Et toujours cette température idéales, ces brèves pluies orageuses, cette absence de mégots par terre, cette cuisine qui utilise vraiment trop le chou et l’oignon, ce vin qui monte si vite à la tête… ce qui me fait penser à ce mec louche (vétéran de la dernière guerre, selon ses dires) qui m’a offert un cru artisanal sans étiquette, incroyablement fruité… jusqu’à ce que ma sœur intervienne providentiellement pour m’arracher à son incessant bavardage pâteux.

Tous ces souvenirs sont ancrés solidement en moi. Voyage modeste, aux yeux de certains, qui paraîtrait moins palpitant que la Patagonie où la Nouvelle-Zélande… Destinations intéressantes, certes, mais ma foi j’ai eu mon lot de découvertes, de surprises et de plaisir dans ces régions balkaniques. Las, je n’ai pas retenu grand-chose du croate… Da, oui, jé, non… et zivjeli! (Santé!) Le principal, quoi. Ma sœur avait je crois appris à dire merci, mais ce fût oublié.
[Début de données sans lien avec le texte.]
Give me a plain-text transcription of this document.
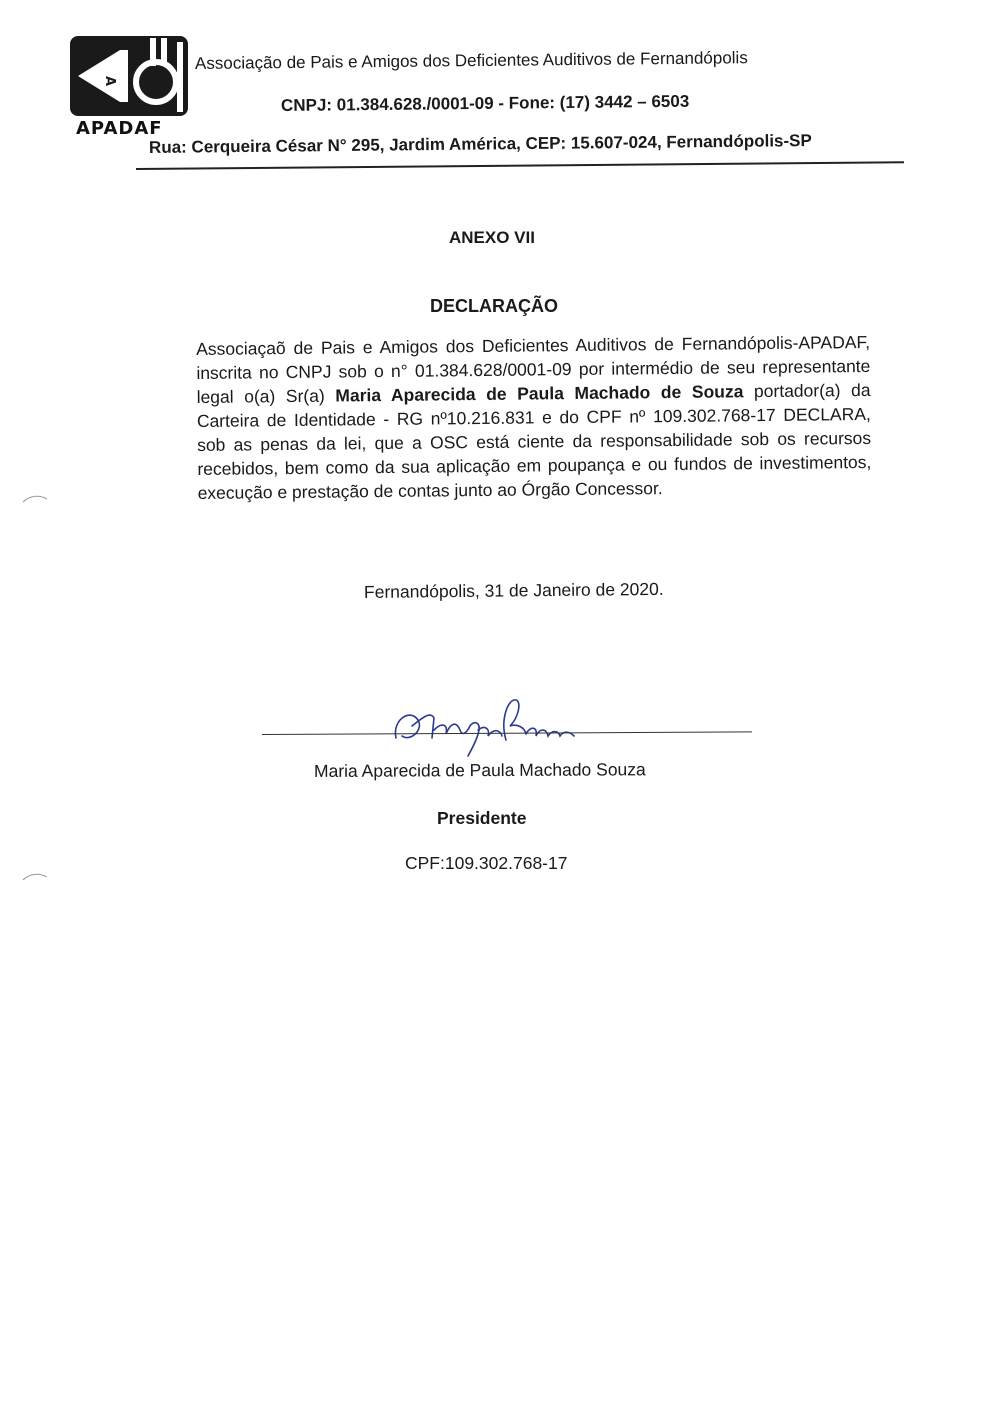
A
APADAF
Associação de Pais e Amigos dos Deficientes Auditivos de Fernandópolis
CNPJ: 01.384.628./0001-09 - Fone: (17) 3442 – 6503
Rua: Cerqueira César N° 295, Jardim América, CEP: 15.607-024, Fernandópolis-SP
ANEXO VII
DECLARAÇÃO
Associaçaõ de Pais e Amigos dos Deficientes Auditivos de Fernandópolis-APADAF, inscrita no CNPJ sob o n° 01.384.628/0001-09 por intermédio de seu representante legal o(a) Sr(a) Maria Aparecida de Paula Machado de Souza portador(a) da Carteira de Identidade - RG nº10.216.831 e do CPF nº 109.302.768-17 DECLARA, sob as penas da lei, que a OSC está ciente da responsabilidade sob os recursos recebidos, bem como da sua aplicação em poupança e ou fundos de investimentos, execução e prestação de contas junto ao Órgão Concessor.
Fernandópolis, 31 de Janeiro de 2020.
Maria Aparecida de Paula Machado Souza
Presidente
CPF:109.302.768-17
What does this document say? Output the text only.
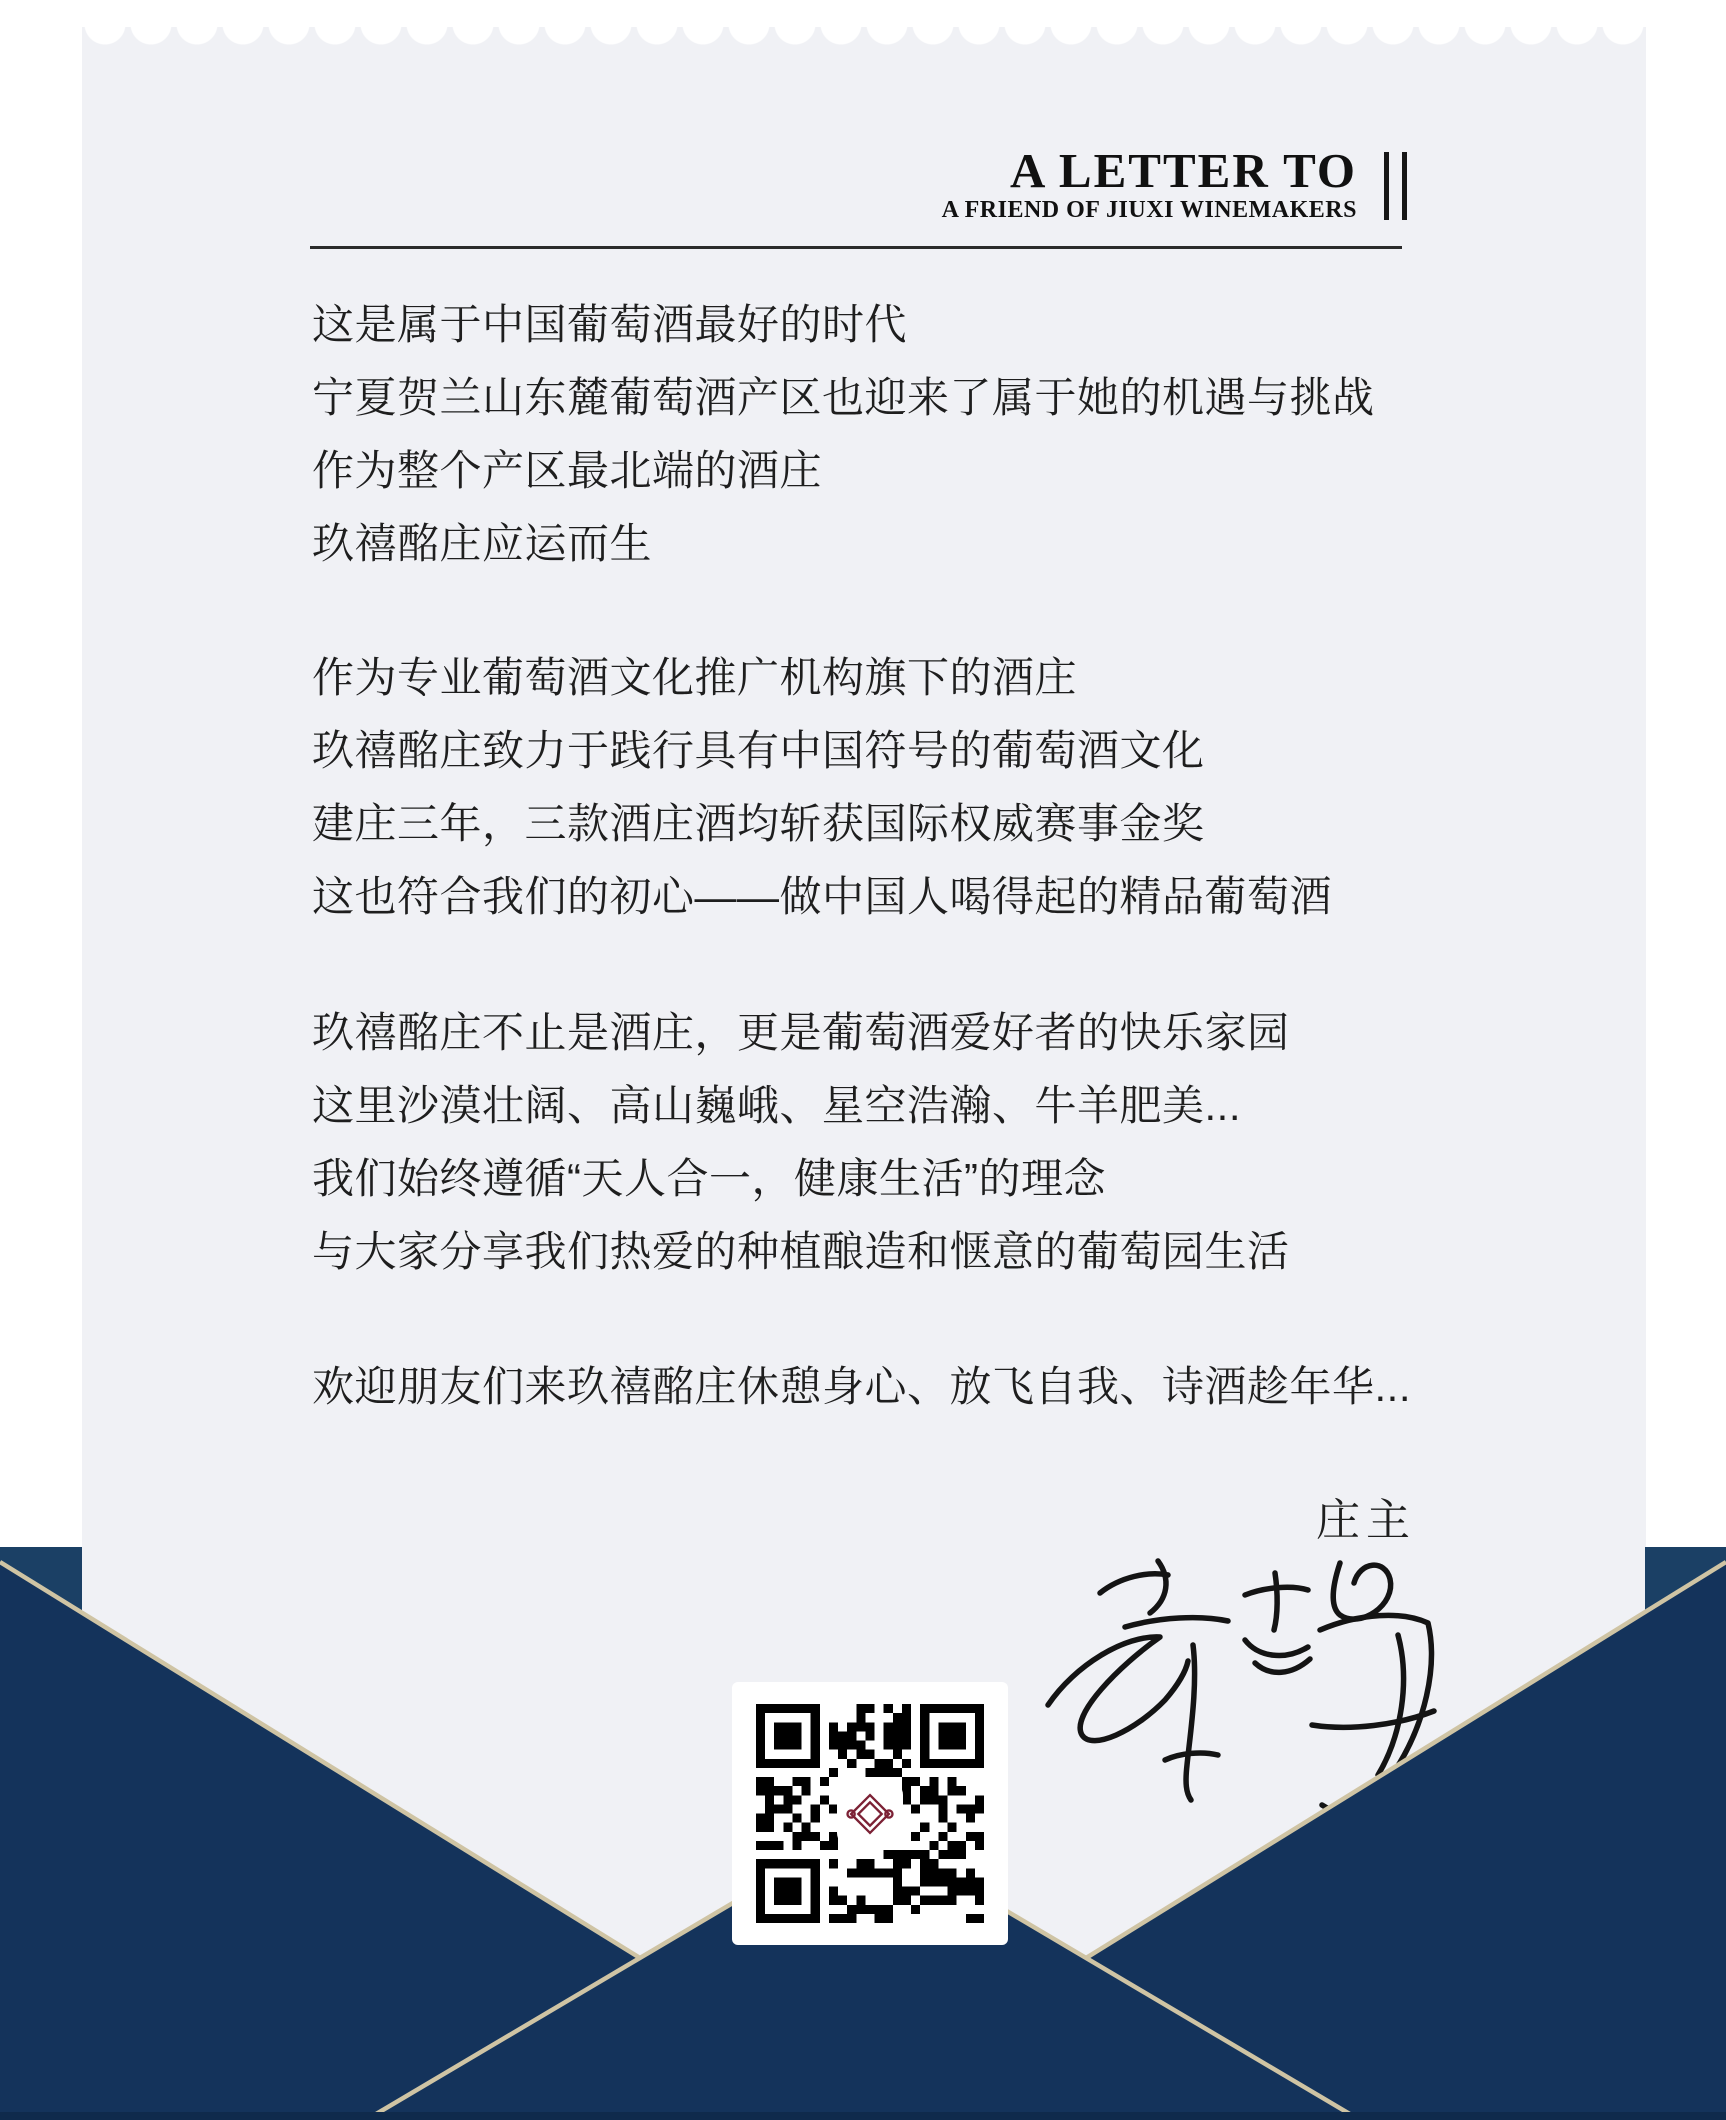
A LETTER TO
A FRIEND OF JIUXI WINEMAKERS
这是属于中国葡萄酒最好的时代
宁夏贺兰山东麓葡萄酒产区也迎来了属于她的机遇与挑战
作为整个产区最北端的酒庄
玖禧酩庄应运而生
作为专业葡萄酒文化推广机构旗下的酒庄
玖禧酩庄致力于践行具有中国符号的葡萄酒文化
建庄三年，三款酒庄酒均斩获国际权威赛事金奖
这也符合我们的初心——做中国人喝得起的精品葡萄酒
玖禧酩庄不止是酒庄，更是葡萄酒爱好者的快乐家园
这里沙漠壮阔、高山巍峨、星空浩瀚、牛羊肥美...
我们始终遵循“天人合一，健康生活”的理念
与大家分享我们热爱的种植酿造和惬意的葡萄园生活
欢迎朋友们来玖禧酩庄休憩身心、放飞自我、诗酒趁年华...
庄主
Je traîne dans l’hôtel, j’aimerais faire mon Raoul Duke -malheureusement, mon fume-cigarettes et le chapeau adéquat sont restés en France. Nager, manger, boire, aller dans des endroits inconnus. La belle vie, à mon goût. Mais pourquoi diable ce satané bar ferme à 23h, pourquoi..? Lors des derniers jours, les G.O se mettent à faire des animations dans la journée, en plus de leurs très kitsch mais marrants spectacles. Je finis deuxième à un concours de tir, puis il faut aller prendre le bus jusqu’à l’aéroport. Retourner à la patrie nuageuse. Au morne quotidien. Dans les bars où les pintes sont non seulement payantes, mais surtaxées. Aucune chance de trouver une marque de cigarettes de qualité à 80 centimes le paquet. Dans l’avion du retour, un type derrière nous sent tellement fort que l’hôtesse passe un coup de désodorisant. Mon iPod n’a plus de batterie, je ne peux pas écouter God is an Astronaut en regardant les cieux par le hublot, comme je l’ai fait à l’aller. Je rêve d’avions à la carlingue transparente, où une lumière ardente inonderait l’appareil, où l’on aurait une vue imprenable. Je finis Tropique du Cancer, que je classe définitivement dans les bouquins géniaux. Sacrée Beat Generation.

La Croatie s’éloigne, avec elle ses eaux azur, ses sommets arides, ses bagnoles rouges, ses bijouteries pour touristes, ses habitants accueillants, ses églises partout.

A l’aéroport français, une touriste prend en photo les guichets d’identification et les portiques.